Copernicus Krateri (Ay)

Televizyonda izlemiş olabileceğiniz Ay belgesellerinde genelde kraterlerin oluşumunu içi un dolu bir kaba taş atarak gösterirler. Ay‘daki yüzbinlerce krater arasında bir tanesi aynen bu gösteri sonucu oluşan krater gibi görünüyor. Derin, keskin kenarları olan bir çukur ve etrafına dağılmış döküntüler. Copernicus tipik bir Ay krateri: Ay üzerinde karanlık bir tabanı olan büyük bir delik, yüksek kenarlar ve etrafına saçılmış kaya parçaları.

Ay‘ın imparatoru olarak adlandırılması tesadüf değil, zira teleskop ile bakıldığında göz kamaştırıyor. Bu yüzden Ay gözlemcileri ona sık sık bakarlar. Ay‘ın tarihine baktığımızda Copernicus’un genç bir krater olduğunu görürüz. 800 milyon – 1 milyar yıl önce oluştuğu tahmin ediliyor. O sırada Dünya‘daki en gelişmiş yaşam formları okyanuslarda yüzen köpük tabakalarına benziyordu.

Ay‘a bir gün çok büyük bir asteroit çarptı ve bu çarpmanın etkisi ile Fırtına Okyanusu olarak adlandırılan bölgede dev bir krater oluştu. Kraterin derinliği 4 kilometreyi buluyor. Genişliği ise 93 kilometre civarında. Asteroit çarptığında dışarıya birçok parçalanmış kaya parçası fırlattı. Bazıları tekrar Ay‘a düştü.
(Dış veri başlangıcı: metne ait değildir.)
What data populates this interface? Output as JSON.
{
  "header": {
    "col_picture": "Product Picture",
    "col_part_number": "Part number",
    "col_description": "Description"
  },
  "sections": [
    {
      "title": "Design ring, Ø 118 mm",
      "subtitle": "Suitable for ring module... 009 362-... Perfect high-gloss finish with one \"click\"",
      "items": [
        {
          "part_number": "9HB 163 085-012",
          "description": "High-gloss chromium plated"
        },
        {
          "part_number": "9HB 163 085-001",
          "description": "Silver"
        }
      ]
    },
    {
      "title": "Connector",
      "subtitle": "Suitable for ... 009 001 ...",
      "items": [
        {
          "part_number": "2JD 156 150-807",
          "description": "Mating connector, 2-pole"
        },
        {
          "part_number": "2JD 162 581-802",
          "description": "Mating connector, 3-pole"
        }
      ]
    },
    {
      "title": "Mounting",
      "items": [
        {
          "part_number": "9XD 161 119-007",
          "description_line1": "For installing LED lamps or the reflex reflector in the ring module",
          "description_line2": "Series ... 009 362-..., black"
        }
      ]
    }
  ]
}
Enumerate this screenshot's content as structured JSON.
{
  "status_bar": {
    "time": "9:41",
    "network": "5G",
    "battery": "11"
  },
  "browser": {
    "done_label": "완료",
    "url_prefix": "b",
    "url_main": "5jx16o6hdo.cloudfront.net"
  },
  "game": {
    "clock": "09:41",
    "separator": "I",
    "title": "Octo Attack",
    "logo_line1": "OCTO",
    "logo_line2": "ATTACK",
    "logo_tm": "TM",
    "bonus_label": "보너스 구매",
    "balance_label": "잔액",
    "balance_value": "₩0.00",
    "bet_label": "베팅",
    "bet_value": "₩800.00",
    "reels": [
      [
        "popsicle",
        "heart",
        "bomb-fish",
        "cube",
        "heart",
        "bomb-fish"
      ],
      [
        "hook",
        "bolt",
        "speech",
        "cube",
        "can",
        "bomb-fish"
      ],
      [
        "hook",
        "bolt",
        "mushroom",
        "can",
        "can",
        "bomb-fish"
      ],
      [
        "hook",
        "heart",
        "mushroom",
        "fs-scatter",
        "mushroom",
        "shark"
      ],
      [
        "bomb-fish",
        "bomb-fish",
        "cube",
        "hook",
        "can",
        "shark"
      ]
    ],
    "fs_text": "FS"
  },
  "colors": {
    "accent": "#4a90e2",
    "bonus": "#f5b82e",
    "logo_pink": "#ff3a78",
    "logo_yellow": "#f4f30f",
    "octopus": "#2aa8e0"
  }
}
Bu döküntülerin en uzunu 800 kilometreyi buluyor ve dolunayda çıplak gözle bile görülebiliyor.

Teleskop ile veya bir yörünge teleskobundan bakınca Copernicus kabaca altıgen gibi görünüyor. Duvarları kat kat ve çok dik. Kenarları bir merdivene benziyor. Daha yakından baktığımızda batı yakasına büyük bir kaya kütlesinin düşmüş olduğunu görüyoruz. Kraterin kuzey bölgesi oldukça düz, güney bölgesi ise dik ve engebeli. Burada ayrıca bir dizi küçük krater de var. Kraterin merkezinde üç dağ bulunuyor.

1969 kasım ayında Apollo 12 uzay aracı bu yapının 350 kilometre güneyine iniş yaptı. O kadar başarılı bir iniş yapmıştı ki, astronotlar Pete Conrad ve Alan Bean buradan Surveyor 3 sondasına yürüyerek ulaşabildiler. O noktadan aldıkları kaya örneklerinin bazıları çarpma sonucu fırlayıp tekrar yüzeye düşmüş olabilir.